Did you know New Year is the oldest holiday celebrated in our history? Yes it is almost a 4000 year old tradition. What else? We remember it as the first day of the month January, quite obviously as it is considered as the first month of the year.
It is also the time for resolutions, which people make use of the opportunity to get rid of things they think unwanted. What can be added more to it is the celebrations and parties with lighthearted moments, across the world marking the end of a 365 day long run, with another in the waiting.
After all, it is an occasion during which we motivate ourselves to become better and expect the future to be kind with us in all respects. There are many more facts that would be interesting to know. Below are the three most fascinating facts that you should be informed about New Year.
The melody of New Year’s eve
The singing of ‘auld lang syne’ is a tradition at the New Year’s eve mostly in the English speaking countries and the phrase means ‘times gone by’. The song was written by the national poet of Scotland, Robert Burns and is based on a folk song. He says that he didn’t write the song but received it from an old man.
The beginning of the song poses a question whether it is good to forget the old times and the song is considered as an advocate of long standing friendships.
The song widely finds a position in the agenda of events marking the beginning or ending, including graduation, funerals, farewells etc. Works of many renowned poets of the world have been inspired by this song.
The cover versions of the song has been recorded by many including the famous- Jimi Hendrix, Billy Joel, and Elvis Presley. The original lyrics in a 200 year old sheet of paper is protected even now in Mitchell Library, Glasgow.
Times Square Ball drop
Every year almost 1 million people assemble to see the event of ball drop at the New York’s Times Square. The ball travels down 141 ft through a flag pole, starting at 11.59 pm and resting at 12 midnight to mark the New Year’s beginning.
The first ball drop event took place to welcome the year 1908, even though celebrations at the Times Square began in 1904 and was conducted by The New York Times to celebrate the inauguration of its headquarters.
The first ball weighed 700 pounds and was 5 feet in diameter illuminated with 100 incandescent bulbs and since then the design has been changed four times, thus the ball being used now is the fifth one.

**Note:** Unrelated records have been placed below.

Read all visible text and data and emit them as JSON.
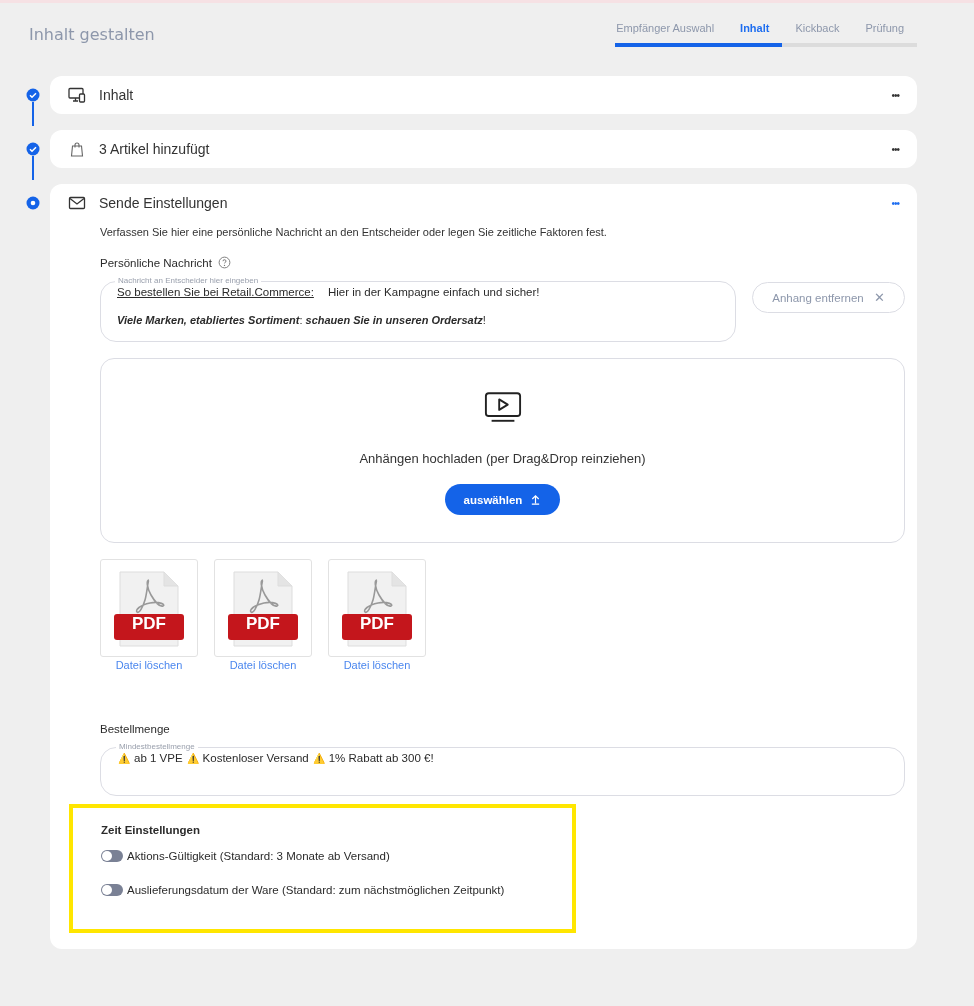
{
  "page_title": "Inhalt gestalten",
  "tabs": [
    {
      "label": "Empfänger Auswahl",
      "selected": false
    },
    {
      "label": "Inhalt",
      "selected": true
    },
    {
      "label": "Kickback",
      "selected": false
    },
    {
      "label": "Prüfung",
      "selected": false
    }
  ],
  "steps": [
    {
      "kind": "screens",
      "title": "Inhalt",
      "done": true,
      "expanded": false,
      "menu": "•••"
    },
    {
      "kind": "bag",
      "title": "3 Artikel hinzufügt",
      "done": true,
      "expanded": false,
      "menu": "•••"
    },
    {
      "kind": "mail",
      "title": "Sende Einstellungen",
      "done": false,
      "expanded": true,
      "menu": "•••"
    }
  ],
  "send_settings": {
    "intro": "Verfassen Sie hier eine persönliche Nachricht an den Entscheider oder legen Sie zeitliche Faktoren fest.",
    "message": {
      "label": "Persönliche Nachricht",
      "placeholder": "Nachricht an Entscheider hier eingeben",
      "link_text": "So bestellen Sie bei Retail.Commerce:",
      "line_1": "Hier in der Kampagne einfach und sicher!",
      "line_2": "**Viele Marken, etabliertes Sortiment**: **schauen Sie in unseren Ordersatz**!"
    },
    "remove_attachment": {
      "label": "Anhang entfernen",
      "icon": "✕"
    },
    "upload": {
      "text": "Anhängen hochladen (per Drag&Drop reinziehen)",
      "button": "auswählen"
    },
    "files": [
      {
        "kind": "pdf",
        "badge": "PDF",
        "action": "Datei löschen"
      },
      {
        "kind": "pdf",
        "badge": "PDF",
        "action": "Datei löschen"
      },
      {
        "kind": "pdf",
        "badge": "PDF",
        "action": "Datei löschen"
      }
    ],
    "order": {
      "label": "Bestellmenge",
      "placeholder": "Mindestbestellmenge",
      "items": [
        "ab 1 VPE",
        "Kostenloser Versand",
        "1% Rabatt ab 300 €!"
      ],
      "warn": "⚠️"
    },
    "time": {
      "title": "Zeit Einstellungen",
      "highlighted": true,
      "options": [
        {
          "label": "Aktions-Gültigkeit (Standard: 3 Monate ab Versand)",
          "on": false
        },
        {
          "label": "Auslieferungsdatum der Ware (Standard: zum nächstmöglichen Zeitpunkt)",
          "on": false
        }
      ]
    }
  }
}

The recent ball was designed in the year 2008 and consists of 32,000 LED lights producing nearly 16 million colors and billions of computerized lighting patterns. The event didn’t occur in 1942 and 1943 due to war time restrictions.
January 1 is not the ancient New Year day
> First New Year day celebration dates around 4000 years back by the Babylonians and they named it as Akitu, which is the first new moon day after the vernal equinox. Equinox is the day in which the duration of sunlight equals the darker times and it occurs twice in a year. Vernal equinox occurs during the spring season and the other during the autumn.
Calendars can be of two types, one based on the Sun and the other on the Moon. In 46 BC, Julius Caesar introduced a calendar(Julian) based on the Sun, replacing the one based on the Moon, shifting the New Year’s day from March 1 to January 1. In order to do so, he had to add 90 days more to the year 46 BC. During the Middle Ages, the Christian Church did away with many of the ancient customs thus setting back the New Year’s Day and hence as a result, New Year was celebrated in different days in different culture.
For instance Muharram, the Islamic New Year is based on a lunar calendar. So is the Chinese New Year that lasts for a month, occurs during January or February of the year.
In 1582, Pope Gregory XIIIth introduced our present day Gregorian calendar making January 1st, the New Year day.